Sunday, January 13, 2008
I'm 30-years-old and one day. There's a marathon that runs past our chapel today here in Phoenix so church is delayed. The children are in quiet time. Craig is in the ICU. The celebration was grand. It included, among other stellar activities, a nap, a haircut, a homemade card from the kids and their father who had the day off, a pinata, and birthday wishes by phone, and then all five of these nice tribute posts--not in that order. Craig marked, in writing, the events that are about to crowd this 3rd decade of my life, of our life (including Seth in high school!!) Apparently things don't calm down at all for 30-year-olds.
Simultaneously starting a new year and a new age demands some resolutions. Last year's was a last ditch effort at survival, newly post-partum with Hazel and only half way through this medical trip. Here I vowed to "clean less". Resolution resolved. Completed. Well, done. This year, pre-partum, and closing in on the last leg of the trip, a more meaningful plan is in order.

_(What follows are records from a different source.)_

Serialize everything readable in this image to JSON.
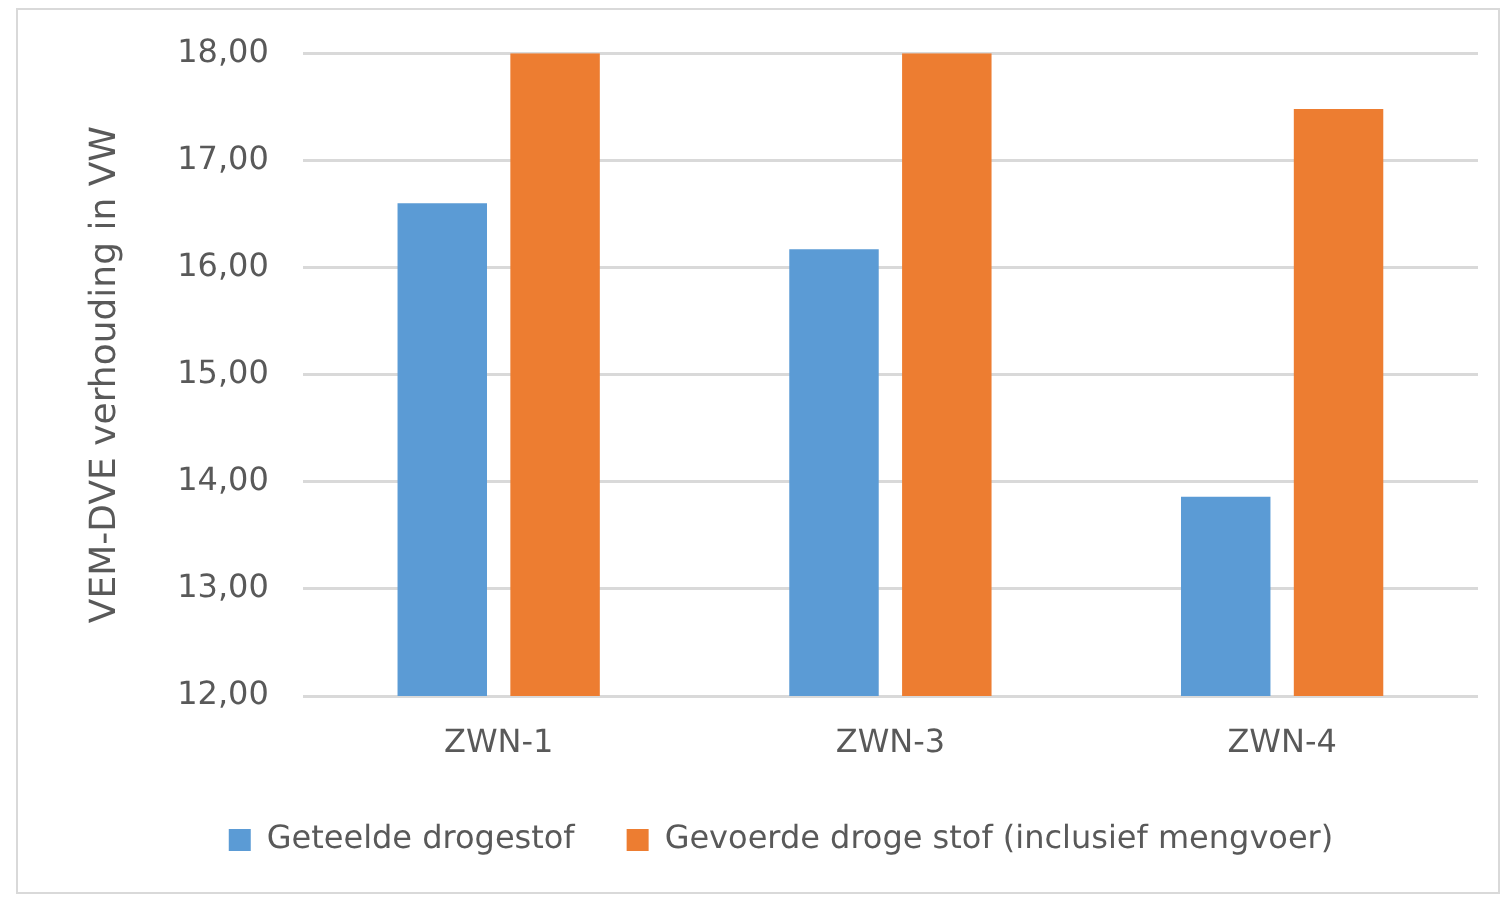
{
  "chart_data": {
    "type": "bar",
    "ylabel": "VEM-DVE verhouding in VW",
    "categories": [
      "ZWN-1",
      "ZWN-3",
      "ZWN-4"
    ],
    "series": [
      {
        "name": "Geteelde drogestof",
        "color": "#5b9bd5",
        "values": [
          16.6,
          16.17,
          13.86
        ]
      },
      {
        "name": "Gevoerde droge stof (inclusief mengvoer)",
        "color": "#ed7d31",
        "values": [
          18.0,
          18.0,
          17.48
        ]
      }
    ],
    "ylim": [
      12,
      18
    ],
    "yticks": [
      {
        "value": 12,
        "label": "12,00"
      },
      {
        "value": 13,
        "label": "13,00"
      },
      {
        "value": 14,
        "label": "14,00"
      },
      {
        "value": 15,
        "label": "15,00"
      },
      {
        "value": 16,
        "label": "16,00"
      },
      {
        "value": 17,
        "label": "17,00"
      },
      {
        "value": 18,
        "label": "18,00"
      }
    ],
    "grid": "y",
    "legend": "bottom"
  }
}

A few days before my birthday I found myself flipping through photo albums. From my birth to now. I came away from that stint on the couch with the strong impression that "nothing matters". I mean, a lot matters, but all the peripherals that seem to run our calendars...well, they're not it. The matters worth penciling in are the moments where we let each other be just what we are and are kind and loving to that being. It was after a movie sitting across from each other in a booth right next to the bar. It was loud and crowded. He confessed that he felt there was a whole side of me that I hadn't revealed yet, after nearly 7 years. I only smiled and nodded, knowing he was right, actually knowing who he was talking about, that "who" who hides for now to let responsibility and child-bearing/rearing shine. "But, I can wait for it". Here, after that addendum to his confession, I only let out an embarrassing burst of a sob in gratitude. Grateful that he wants to "let me be" and then love who I am being.
So this year and for the next ten--my thirties--I'm going to let them be: the four little bodies we made together plus him and me. Let them be who they are right now, every day. Love them. Love loving them.
(Also, I'll continue cleaning less, because sweet Sylvia from El Salvador was a once-a-month birthday gift this year. Hurray for what a little money put aside can buy!)